Once we start multitasking, it’s hard to stop. Each time we complete a small task—sending an email, tweeting, etc.—our brains are blasted with a dose of the reward hormone dopamine. It feels good, which means we’re likely to keep bouncing back and forth between tiny, unimportant goals without getting anything major done. And even if we’ve set aside time to delve into a time-consuming project, the mere knowledge of a new email or text lurking in our inboxes can keep us distracted. According to some research, this constant anticipation can actually lower our IQ by as much as 10 points.

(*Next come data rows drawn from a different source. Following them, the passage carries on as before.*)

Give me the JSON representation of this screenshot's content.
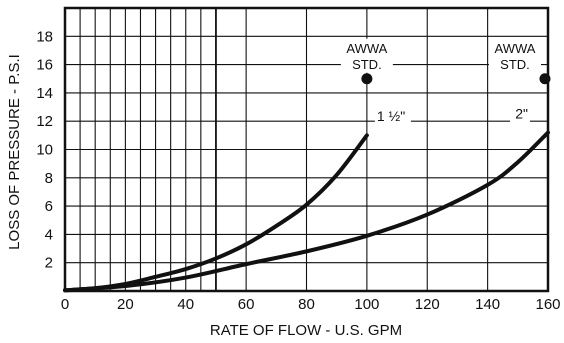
{
  "chart_data": {
    "type": "line",
    "xlabel": "RATE OF FLOW - U.S. GPM",
    "ylabel": "LOSS OF PRESSURE - P.S.I",
    "xlim": [
      0,
      160
    ],
    "ylim": [
      0,
      20
    ],
    "x_ticks": [
      "0",
      "20",
      "40",
      "60",
      "80",
      "100",
      "120",
      "140",
      "160"
    ],
    "y_ticks": [
      "2",
      "4",
      "6",
      "8",
      "10",
      "12",
      "14",
      "16",
      "18"
    ],
    "grid": true,
    "series": [
      {
        "name": "1 1/2\"",
        "label": "1 ½\"",
        "x": [
          0,
          10,
          20,
          30,
          40,
          50,
          60,
          70,
          80,
          90,
          100
        ],
        "y": [
          0.05,
          0.2,
          0.5,
          1.0,
          1.55,
          2.3,
          3.3,
          4.6,
          6.1,
          8.2,
          11.0
        ]
      },
      {
        "name": "2\"",
        "label": "2\"",
        "x": [
          0,
          20,
          40,
          60,
          80,
          100,
          120,
          140,
          150,
          160
        ],
        "y": [
          0.05,
          0.35,
          0.95,
          1.9,
          2.8,
          3.9,
          5.4,
          7.5,
          9.1,
          11.2
        ]
      }
    ],
    "markers": [
      {
        "x": 100,
        "y": 15.0,
        "label_line1": "AWWA",
        "label_line2": "STD."
      },
      {
        "x": 159,
        "y": 15.0,
        "label_line1": "AWWA",
        "label_line2": "STD."
      }
    ]
  }
}
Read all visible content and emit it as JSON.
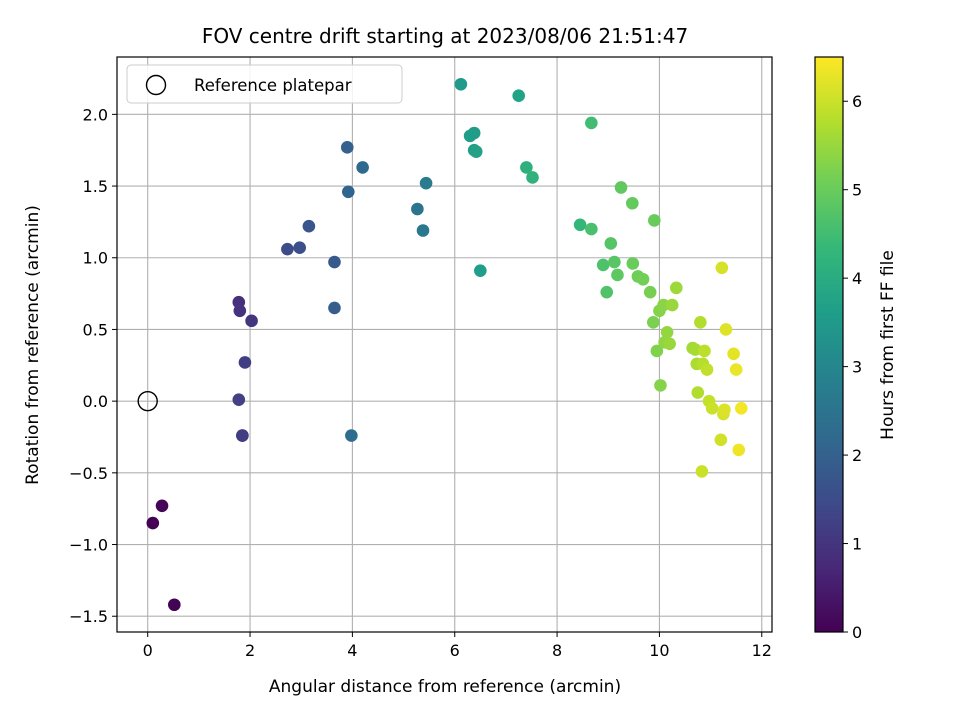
{
  "chart_data": {
    "type": "scatter",
    "title": "FOV centre drift starting at 2023/08/06 21:51:47",
    "xlabel": "Angular distance from reference (arcmin)",
    "ylabel": "Rotation from reference (arcmin)",
    "xlim": [
      -0.6,
      12.2
    ],
    "ylim": [
      -1.61,
      2.4
    ],
    "xticks": [
      0,
      2,
      4,
      6,
      8,
      10,
      12
    ],
    "yticks": [
      -1.5,
      -1.0,
      -0.5,
      0.0,
      0.5,
      1.0,
      1.5,
      2.0
    ],
    "xtick_labels": [
      "0",
      "2",
      "4",
      "6",
      "8",
      "10",
      "12"
    ],
    "ytick_labels": [
      "−1.5",
      "−1.0",
      "−0.5",
      "0.0",
      "0.5",
      "1.0",
      "1.5",
      "2.0"
    ],
    "grid": true,
    "legend": {
      "placement": "top-left",
      "entries": [
        "Reference platepar"
      ]
    },
    "reference_point": {
      "x": 0.0,
      "y": 0.0
    },
    "colorbar": {
      "label": "Hours from first FF file",
      "range": [
        0,
        6.5
      ],
      "ticks": [
        0,
        1,
        2,
        3,
        4,
        5,
        6
      ],
      "tick_labels": [
        "0",
        "1",
        "2",
        "3",
        "4",
        "5",
        "6"
      ],
      "colormap": "viridis"
    },
    "series": [
      {
        "x": [
          0.1,
          0.28,
          0.52,
          1.78,
          1.8,
          1.85,
          2.03,
          1.9,
          1.78,
          1.85,
          2.73,
          2.97,
          3.15,
          3.65,
          3.65,
          3.9,
          3.92,
          4.2,
          3.98,
          5.27,
          5.38,
          5.44,
          6.12,
          6.3,
          6.38,
          6.38,
          6.42,
          6.5,
          7.25,
          7.4,
          7.52,
          8.45,
          8.67,
          8.67,
          8.9,
          8.97,
          9.05,
          9.12,
          9.18,
          9.25,
          9.47,
          9.48,
          9.58,
          9.68,
          9.82,
          9.88,
          9.9,
          9.95,
          10.0,
          10.02,
          10.08,
          10.1,
          10.15,
          10.25,
          10.2,
          10.33,
          10.65,
          10.7,
          10.73,
          10.75,
          10.8,
          10.85,
          10.88,
          10.93,
          10.97,
          11.03,
          11.2,
          11.22,
          11.25,
          11.27,
          11.3,
          11.45,
          11.5,
          11.55,
          11.6,
          10.83
        ],
        "y": [
          -0.85,
          -0.73,
          -1.42,
          0.69,
          0.63,
          -0.24,
          0.56,
          0.27,
          0.01,
          -0.24,
          1.06,
          1.07,
          1.22,
          0.97,
          0.65,
          1.77,
          1.46,
          1.63,
          -0.24,
          1.34,
          1.19,
          1.52,
          2.21,
          1.85,
          1.87,
          1.75,
          1.74,
          0.91,
          2.13,
          1.63,
          1.56,
          1.23,
          1.94,
          1.2,
          0.95,
          0.76,
          1.1,
          0.97,
          0.88,
          1.49,
          1.38,
          0.96,
          0.87,
          0.85,
          0.76,
          0.55,
          1.26,
          0.35,
          0.63,
          0.11,
          0.67,
          0.41,
          0.48,
          0.67,
          0.4,
          0.79,
          0.37,
          0.36,
          0.26,
          0.06,
          0.55,
          0.26,
          0.35,
          0.22,
          0.0,
          -0.05,
          -0.27,
          0.93,
          -0.09,
          -0.06,
          0.5,
          0.33,
          0.22,
          -0.34,
          -0.05,
          -0.49
        ],
        "hours": [
          0.0,
          0.1,
          0.05,
          0.9,
          0.95,
          1.05,
          1.0,
          1.2,
          1.25,
          1.15,
          1.5,
          1.6,
          1.7,
          1.8,
          1.9,
          2.0,
          2.1,
          2.2,
          2.3,
          2.5,
          2.6,
          2.7,
          3.5,
          3.6,
          3.55,
          3.65,
          3.7,
          3.6,
          3.75,
          4.1,
          4.2,
          4.3,
          4.5,
          4.6,
          4.65,
          4.7,
          4.75,
          4.8,
          4.85,
          4.9,
          4.95,
          5.0,
          5.05,
          5.1,
          5.15,
          5.2,
          5.0,
          5.25,
          5.3,
          5.3,
          5.35,
          5.4,
          5.45,
          5.5,
          5.5,
          5.55,
          5.6,
          5.65,
          5.7,
          5.75,
          5.75,
          5.8,
          5.85,
          5.9,
          5.95,
          6.0,
          6.05,
          6.1,
          6.1,
          6.15,
          6.2,
          6.25,
          6.3,
          6.35,
          6.4,
          6.0
        ]
      }
    ]
  }
}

One study from the University of Sussex in the UK indicates that forms of multitasking can cause cognitive damage, Kim warns. MRI scans showed that subjects who consumed multiple media forms at once had less brain density in the anterior cingulate cortex, the region associated with empathy and emotional control. Scientists still haven't concluded whether or not multitasking is permanently harming our brains. However, there's overwhelming evidence that it harms our lives.
How can we break this insidious cycle and form new habits? “Protect yourself from the multitasking mental massacre by establishing an e-mail checking schedule,” Kim advises. “Commit yourself to checking emails only three times a day (maybe when you get in to work in the morning, at lunch time, and before leaving work at the end of the day). Turn off texting notifications and choose specific times to check your phone as well.” This way, you can buckle down and focus on the things that really matter.